Chris Sabburg

Personal information
- Full name: Christopher John Martin Sabburg
- Born: 2 January 1990 (age 36) Gatton, Queensland, Australia
- Batting: Left-handed
- Bowling: Right-arm off break
- Role: Batting all-rounder
- Relations: Andy Bichel (cousin); Dirk Tazelaar (uncle);

Domestic team information
- 2012/13–2013/14: Brisbane Heat (squad no. 22)
- 2021/22: Perth Scorchers (squad no. 24)
- T20 debut: 12 January 2013 Brisbane Heat v Hobart Hurricanes
- Last T20: 14 January 2022 Perth Scorchers v Adelaide Strikers

Career statistics
| Competition | Twenty20 |
| Matches | 12 |
| Runs scored | 69 |
| Batting average | 13.80 |
| 100s/50s | 0/0 |
| Top score | 19* |
| Balls bowled | 6 |
| Wickets | 0 |
| Bowling average | – |
| 5 wickets in innings | – |
| 10 wickets in match | – |
| Best bowling | – |
| Catches/stumpings | 8/– |
- Source: ESPNcricinfo, 8 August 2025

= Chris Sabburg =

Australian cricketer

Christopher John Martin Sabburg (born 2 January 1990) is an Australian cricketer. He played two seasons for Brisbane Heat in the Big Bash League in 2012 to 2014, before being added to the Perth Scorchers squad in 2022 as a COVID-19 replacement player.

Born to parents of German ancestry, Sabburg was considered one of the best fieldsman in Queensland even though he wasn't a full-time cricketer. He still managed to impress Brisbane Heat coach to earn a spot in the team for two seasons. He never got to bowl or bat in his first season, but he took five catches and played his part in Brisbane Heat's winning campaign in 2012–13 Big Bash League.

Sabburg made his debut for Perth Scorchers in January 2022, when Colin Munro was ruled out after testing positive to COVID-19. He came in to bat with Perth needing eight runs to win, and scored seven runs from only three balls, including the winning runs.

He first became a notable player after he took a successful catch to dismiss Kevin Pietersen on the 4th day of the first Test between England and Australia in 2013. Sabburg was fielding at fine leg for only two deliveries when Ryan Harris left the field for a short time. Pietersen hit a short ball from Mitchell Johnson towards fine leg where it was caught by Sabburg sprinting from the boundary to secure a catch. Pietersen was dismissed for 26 and Australia went on to win the game by 381 runs. Sabburg said after the game: "It wasn't a very hard catch, to be honest.
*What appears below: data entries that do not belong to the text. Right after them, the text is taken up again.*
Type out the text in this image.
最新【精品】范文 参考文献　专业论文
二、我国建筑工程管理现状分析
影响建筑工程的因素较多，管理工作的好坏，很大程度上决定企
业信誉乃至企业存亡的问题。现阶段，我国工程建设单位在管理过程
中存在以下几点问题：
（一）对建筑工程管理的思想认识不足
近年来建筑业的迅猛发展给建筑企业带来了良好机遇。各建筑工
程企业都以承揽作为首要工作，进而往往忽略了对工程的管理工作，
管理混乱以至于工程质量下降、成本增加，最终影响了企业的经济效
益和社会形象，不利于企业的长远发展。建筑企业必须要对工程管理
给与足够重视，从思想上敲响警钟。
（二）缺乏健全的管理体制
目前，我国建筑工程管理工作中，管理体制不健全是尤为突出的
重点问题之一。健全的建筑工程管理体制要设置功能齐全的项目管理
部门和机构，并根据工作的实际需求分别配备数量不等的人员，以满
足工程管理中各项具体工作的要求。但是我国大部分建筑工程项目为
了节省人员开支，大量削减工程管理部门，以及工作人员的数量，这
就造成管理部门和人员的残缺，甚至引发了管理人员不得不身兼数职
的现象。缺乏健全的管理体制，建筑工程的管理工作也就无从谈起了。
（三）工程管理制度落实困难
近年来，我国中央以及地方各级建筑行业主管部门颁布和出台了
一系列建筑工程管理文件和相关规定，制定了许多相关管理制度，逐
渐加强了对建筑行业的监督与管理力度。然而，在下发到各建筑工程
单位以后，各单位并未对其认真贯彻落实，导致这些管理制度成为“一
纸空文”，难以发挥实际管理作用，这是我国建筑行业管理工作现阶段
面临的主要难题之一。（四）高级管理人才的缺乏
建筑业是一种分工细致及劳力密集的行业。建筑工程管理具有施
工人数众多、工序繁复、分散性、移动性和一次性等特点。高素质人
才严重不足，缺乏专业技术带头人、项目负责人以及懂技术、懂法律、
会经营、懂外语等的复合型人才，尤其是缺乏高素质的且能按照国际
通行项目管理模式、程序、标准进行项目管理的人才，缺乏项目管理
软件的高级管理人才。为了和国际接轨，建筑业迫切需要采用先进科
I just had to do the simple things and catch it. All the boys got around so it was pretty awesome. I was hoping 'Harry' was going to stay off ... I wanted to stay on." It also was not the first time substitute fielders were notably used in a Test between England and Australia. In 2005 at Trent Bridge England's substitute fielder Gary Pratt famously ran out Ricky Ponting.